Maria participou do encontro familiar, na casa de sua irmã Eulália, que selou a criação da verde e branca, em 1947. Aos 95 anos, chamada por todos de Tia Maria, ela entremeia essas histórias com músicas do passado, todas cantadas com a voz firme e segura e sem titubear nos versos. Muitas dessas letras, algumas com mais de cem anos, estão anotadas num caderninho. De cabeça, diz saber “91 partidos-altos”.

Tia Maria vive sozinha em uma casa de dois andares na Rua Doutor Joviniano. Integrante do grupo que fundou o Império, ela é a presidente da ONG Centro Cultural Jongo da Serrinha, cuja sede foi inaugurada no fim de 2015. Tia Maria é quem abre as rodas, dançando e cantando pontos.
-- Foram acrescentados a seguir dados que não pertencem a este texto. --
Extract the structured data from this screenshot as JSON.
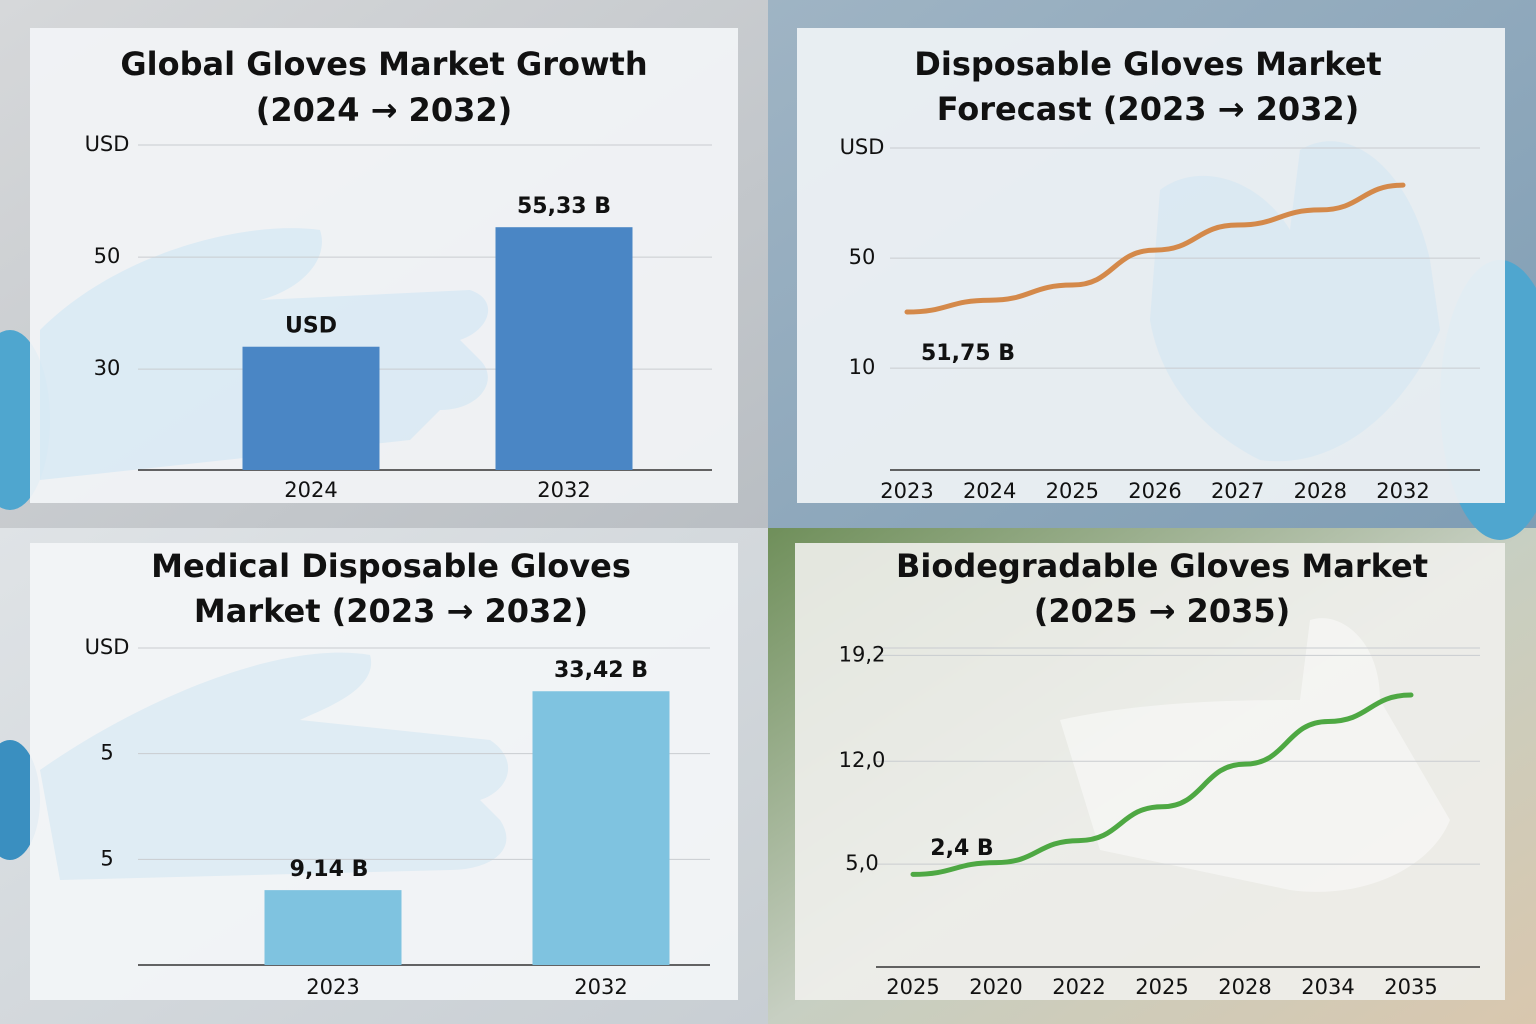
{
  "chart_data": [
    {
      "type": "bar",
      "title": [
        "Global Gloves Market Growth",
        "(2024 → 2032)"
      ],
      "y_axis_label": "USD",
      "categories": [
        "2024",
        "2032"
      ],
      "values": [
        34,
        55.33
      ],
      "color": "#4a86c5",
      "annotations": [
        "USD",
        "55,33 B"
      ],
      "ylim": [
        12,
        70
      ],
      "yticks": [
        50,
        30
      ],
      "grid": true
    },
    {
      "type": "line",
      "title": [
        "Disposable Gloves Market",
        "Forecast (2023 → 2032)"
      ],
      "y_axis_label": "USD",
      "categories": [
        "2023",
        "2024",
        "2025",
        "2026",
        "2027",
        "2028",
        "2032"
      ],
      "values": [
        30.4,
        34.7,
        40.2,
        52.9,
        62,
        67.5,
        76.5
      ],
      "color": "#d4894a",
      "annotations": [
        "51,75 B"
      ],
      "ylim": [
        -27,
        90
      ],
      "yticks": [
        50,
        10
      ],
      "grid": true
    },
    {
      "type": "bar",
      "title": [
        "Medical Disposable Gloves",
        "Market (2023 → 2032)"
      ],
      "y_axis_label": "USD",
      "y_axis_texts": [
        "5",
        "5"
      ],
      "categories": [
        "2023",
        "2032"
      ],
      "values": [
        9.14,
        33.42
      ],
      "color": "#7fc3e0",
      "annotations": [
        "9,14 B",
        "33,42 B"
      ],
      "ylim": [
        0,
        38.7
      ],
      "grid": true
    },
    {
      "type": "line",
      "title": [
        "Biodegradable Gloves Market",
        "(2025 → 2035)"
      ],
      "categories": [
        "2025",
        "2020",
        "2022",
        "2025",
        "2028",
        "2034",
        "2035"
      ],
      "values": [
        4.3,
        5.1,
        6.6,
        8.9,
        11.8,
        14.7,
        16.5
      ],
      "color": "#4ea843",
      "annotations": [
        "2,4 B"
      ],
      "ylim": [
        -2,
        19.7
      ],
      "yticks": [
        {
          "value": 19.2,
          "label": "19,2"
        },
        {
          "value": 12,
          "label": "12,0"
        },
        {
          "value": 5,
          "label": "5,0"
        }
      ],
      "grid": true
    }
  ]
}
sempre cercada de crianças

A festeira Tia Maria costuma passar dias inteiros na ONG com crianças que fazem aulas de dança, canto, percussão, capoeira, violão e cavaquinho (e que não perdem a chance de lhe pedir para preparar um delicioso manjar). Sua participação ativa na preservação do jongo se deve muito a Mestre Darcy, filho de Vovó Maria Joana.

— Criança não podia dançar jongo. Um dia, Vovó Maria Joana chamou o Darcy: “Meu filho, você tem que botar as crianças para dançar jongo. Senão o jongo vai acabar”. Eu estava casada, e meus filhos eram rapazes. Nós ficamos dançando com as crianças. Primeiro, na casa dele; depois, na minha. Darcy ainda falava: “Vamos para a Lapa!”. A gente colocava o tambor nas costas e ia. O bar enchia. Hoje, o jongo está até nas faculdades, ficou chique — diz.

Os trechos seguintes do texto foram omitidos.